Media hora después de la medianoche, escucharon a muchos hombres gritar de satisfacción tras correr a unirse a la masacre de manera tardía.

—¡Vamos! —gritaban desde afuera. Eluney se asomó a la ventana y los observó correr y desaparecer por el monte hasta salir a la carretera. Contó alrededor de cincuenta almas y por lo que tenía entendido, los dieciocho municipios de Los Altos se habían unido a esa guerra.

—¡Me gustaría poder ayudar! —se quejó Eluney.

—Toma—le dijo su madre. Ella volvió el rostro a ella y vio como sujetaba un morral pesado—llévate esto a San Cristóbal y busca a Horacio y a tu padre. Si necesitan ayuda en algo, usa estos remedios caseros con plantas medicinales.

—Pero todavía mis conocimientos médicos no son buenos, mamá.

—Sé qué has aprendido lo necesario—repuso su madre—la curandera dijo que podías incluso ser su reemplazo, ahora ve.

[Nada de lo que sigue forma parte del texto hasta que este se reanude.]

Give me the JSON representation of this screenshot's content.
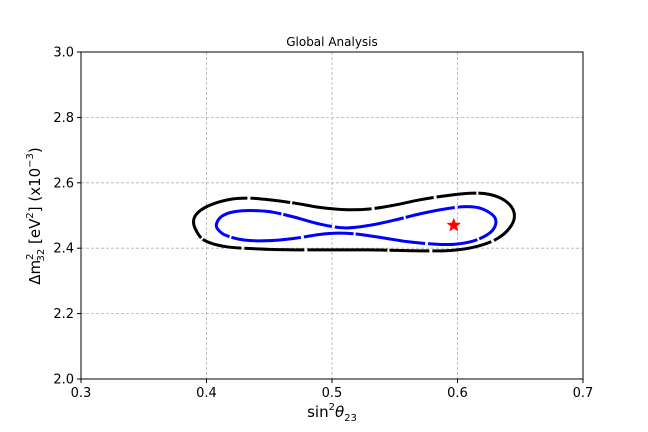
{
  "chart_data": {
    "type": "scatter",
    "title": "Global Analysis",
    "xlabel": {
      "main": "sin",
      "sup": "2",
      "theta": "θ",
      "sub": "23"
    },
    "ylabel": {
      "main": "Δm",
      "sup": "2",
      "sub": "32",
      "units": " [eV",
      "units_sup": "2",
      "units_tail": "] (x10",
      "exp_sup": "−3",
      "exp_tail": ")"
    },
    "xlim": [
      0.3,
      0.7
    ],
    "ylim": [
      2.0,
      3.0
    ],
    "xticks": [
      "0.3",
      "0.4",
      "0.5",
      "0.6",
      "0.7"
    ],
    "yticks": [
      "2.0",
      "2.2",
      "2.4",
      "2.6",
      "2.8",
      "3.0"
    ],
    "grid": true,
    "best_fit": {
      "x": 0.597,
      "y": 2.47,
      "color": "#ff0000",
      "marker": "star"
    },
    "contours": [
      {
        "color": "#000000",
        "points": [
          [
            0.39,
            2.49
          ],
          [
            0.395,
            2.515
          ],
          [
            0.405,
            2.535
          ],
          [
            0.42,
            2.55
          ],
          [
            0.435,
            2.553
          ],
          [
            0.45,
            2.548
          ],
          [
            0.47,
            2.538
          ],
          [
            0.49,
            2.525
          ],
          [
            0.51,
            2.518
          ],
          [
            0.53,
            2.52
          ],
          [
            0.55,
            2.532
          ],
          [
            0.57,
            2.548
          ],
          [
            0.59,
            2.56
          ],
          [
            0.61,
            2.568
          ],
          [
            0.625,
            2.565
          ],
          [
            0.638,
            2.545
          ],
          [
            0.645,
            2.51
          ],
          [
            0.643,
            2.47
          ],
          [
            0.632,
            2.43
          ],
          [
            0.615,
            2.405
          ],
          [
            0.595,
            2.393
          ],
          [
            0.575,
            2.392
          ],
          [
            0.555,
            2.393
          ],
          [
            0.53,
            2.395
          ],
          [
            0.5,
            2.395
          ],
          [
            0.47,
            2.395
          ],
          [
            0.44,
            2.398
          ],
          [
            0.415,
            2.405
          ],
          [
            0.398,
            2.425
          ],
          [
            0.391,
            2.46
          ],
          [
            0.39,
            2.49
          ]
        ]
      },
      {
        "color": "#0000ff",
        "points": [
          [
            0.408,
            2.475
          ],
          [
            0.412,
            2.497
          ],
          [
            0.42,
            2.51
          ],
          [
            0.432,
            2.515
          ],
          [
            0.45,
            2.512
          ],
          [
            0.47,
            2.495
          ],
          [
            0.49,
            2.474
          ],
          [
            0.51,
            2.462
          ],
          [
            0.53,
            2.47
          ],
          [
            0.55,
            2.486
          ],
          [
            0.57,
            2.505
          ],
          [
            0.59,
            2.52
          ],
          [
            0.607,
            2.527
          ],
          [
            0.62,
            2.52
          ],
          [
            0.63,
            2.492
          ],
          [
            0.628,
            2.455
          ],
          [
            0.615,
            2.425
          ],
          [
            0.598,
            2.412
          ],
          [
            0.58,
            2.413
          ],
          [
            0.56,
            2.42
          ],
          [
            0.54,
            2.432
          ],
          [
            0.52,
            2.443
          ],
          [
            0.505,
            2.446
          ],
          [
            0.49,
            2.442
          ],
          [
            0.47,
            2.43
          ],
          [
            0.45,
            2.423
          ],
          [
            0.43,
            2.425
          ],
          [
            0.415,
            2.44
          ],
          [
            0.409,
            2.458
          ],
          [
            0.408,
            2.475
          ]
        ]
      }
    ]
  }
}
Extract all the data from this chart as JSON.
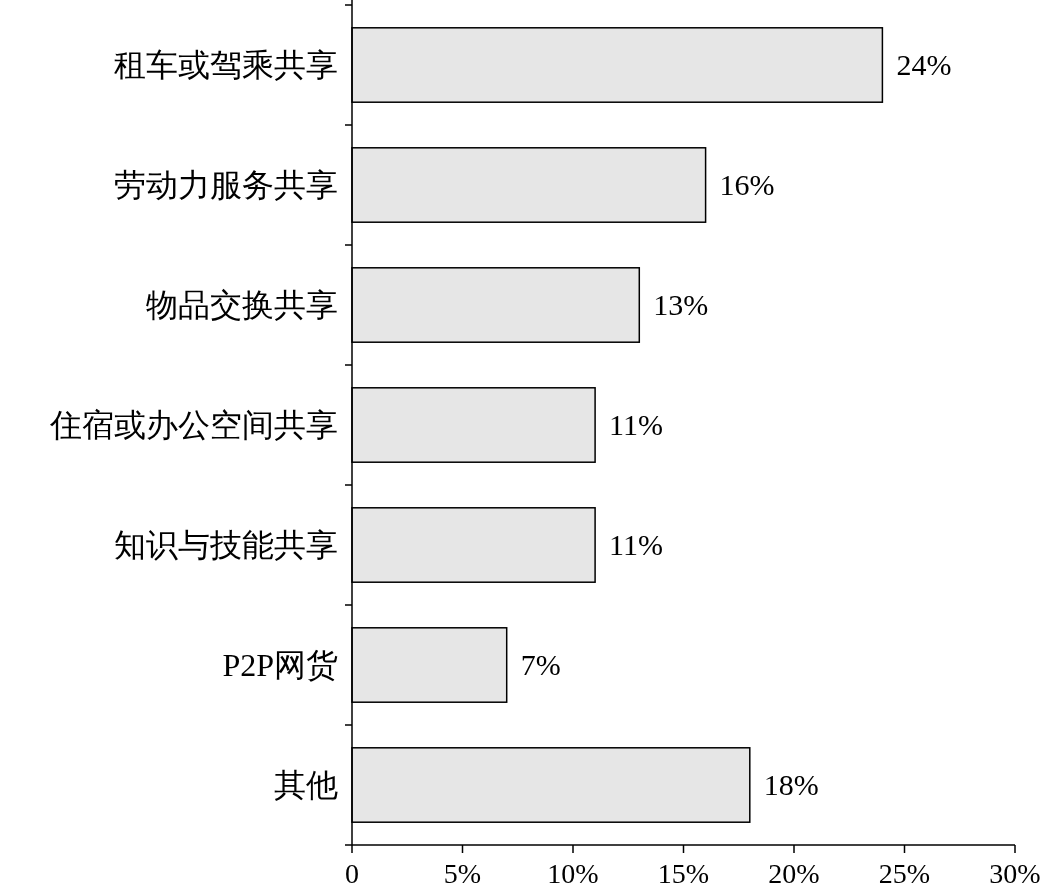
{
  "chart_data": {
    "type": "bar",
    "orientation": "horizontal",
    "categories": [
      "租车或驾乘共享",
      "劳动力服务共享",
      "物品交换共享",
      "住宿或办公空间共享",
      "知识与技能共享",
      "P2P网货",
      "其他"
    ],
    "values": [
      24,
      16,
      13,
      11,
      11,
      7,
      18
    ],
    "value_labels": [
      "24%",
      "16%",
      "13%",
      "11%",
      "11%",
      "7%",
      "18%"
    ],
    "color": "#e6e6e6",
    "xlim": [
      0,
      30
    ],
    "xticks": [
      0,
      {
        "value": 5,
        "label": "5%"
      },
      {
        "value": 10,
        "label": "10%"
      },
      {
        "value": 15,
        "label": "15%"
      },
      {
        "value": 20,
        "label": "20%"
      },
      {
        "value": 25,
        "label": "25%"
      },
      {
        "value": 30,
        "label": "30%"
      }
    ]
  }
}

No lo pensó dos veces y echó a correr rumbo a la lucha. Tardó cerca de cuarenta minutos en llegar. Eran casi las dos de la mañana y había disparos, casas incendiándose y muchos gritos de miedo. Los encapuchados volteaban a verla y seguían su camino para continuar atacando. Había saqueadores por todas partes, personas que probablemente ni si quiera formaban parte de la rebelión, pero se habían unido para robar. Buscó desesperadamente algún indicio de su padre y de Horacio, y todo fue sin éxito. A decir verdad, y que Dios la perdonase, ella deseaba que su “prometido” fuera asesinado y ya no tener por qué lidiar con su matrimonio forzado. Se acercó lo suficiente hasta el palacio nacional, donde reinaba el caos supremo. Gritos, balazos, sangre esparcida y un sinfín de cadáveres de policías en cada esquina. Los vehículos militares estaban hechos pedazos, debido a las bombas molotov y los soldados se hallaba acorralados en la entrada del palacio. Por lo poco que podía alcanzar a distinguir, no eran más que jóvenes unos años mayores que ella. Muchachos inexpertos en medio de una guerra que no les correspondía. Divisó a uno de ellos agonizando en el suelo y su compañero trataba inútilmente de socorrerlo, y al mismo tiempo, atacaba con disparos al azar. Debajo del herido se iba haciendo más y más grande el charco de sangre. Eluney se resguardó detrás de un bote de basura para seguir observando al soldado herido, quien, con todas sus fuerzas, se vio obligado a levantarse para ser movido por su amigo a un sitio menos riesgoso. Ella se quedó inmóvil, sin dejar de parpadear. Había visto rostros masculinos muy hermosos gracias a los turistas, pero nunca como el de ese soldado joven, que debía ser solo unos tres años mayor. Tenía el cabello parecido al color de la tierra seca y se formaba leves ondas a cada lado de su frente, era ondulado. Algo inusual para Eluney, puesto que la mayoría de su gente, tenían el cabello lacio y muy negro. A pesar de que estaba oscuro, alcanzó a notar que los ojos de ese soldado tampoco eran como los suyos, color ébano, sino más claros. Difícilmente podía distinguirlo.

—¡Necesitamos un maldito doctor! —gritó el amigo del soldado guapo, sacando a Eluney del ensimismamiento.

—¡Hemos perdido a más de la mitad de los pelotones! —gritó otro a su costado, quien no dejaba de disparar a los rebeldes.

—¿A qué hora van a enviar más refuerzos? ¡Nosotros no podremos contenerlos! —vociferó el amigo del soldado a quien ella miró atractivo.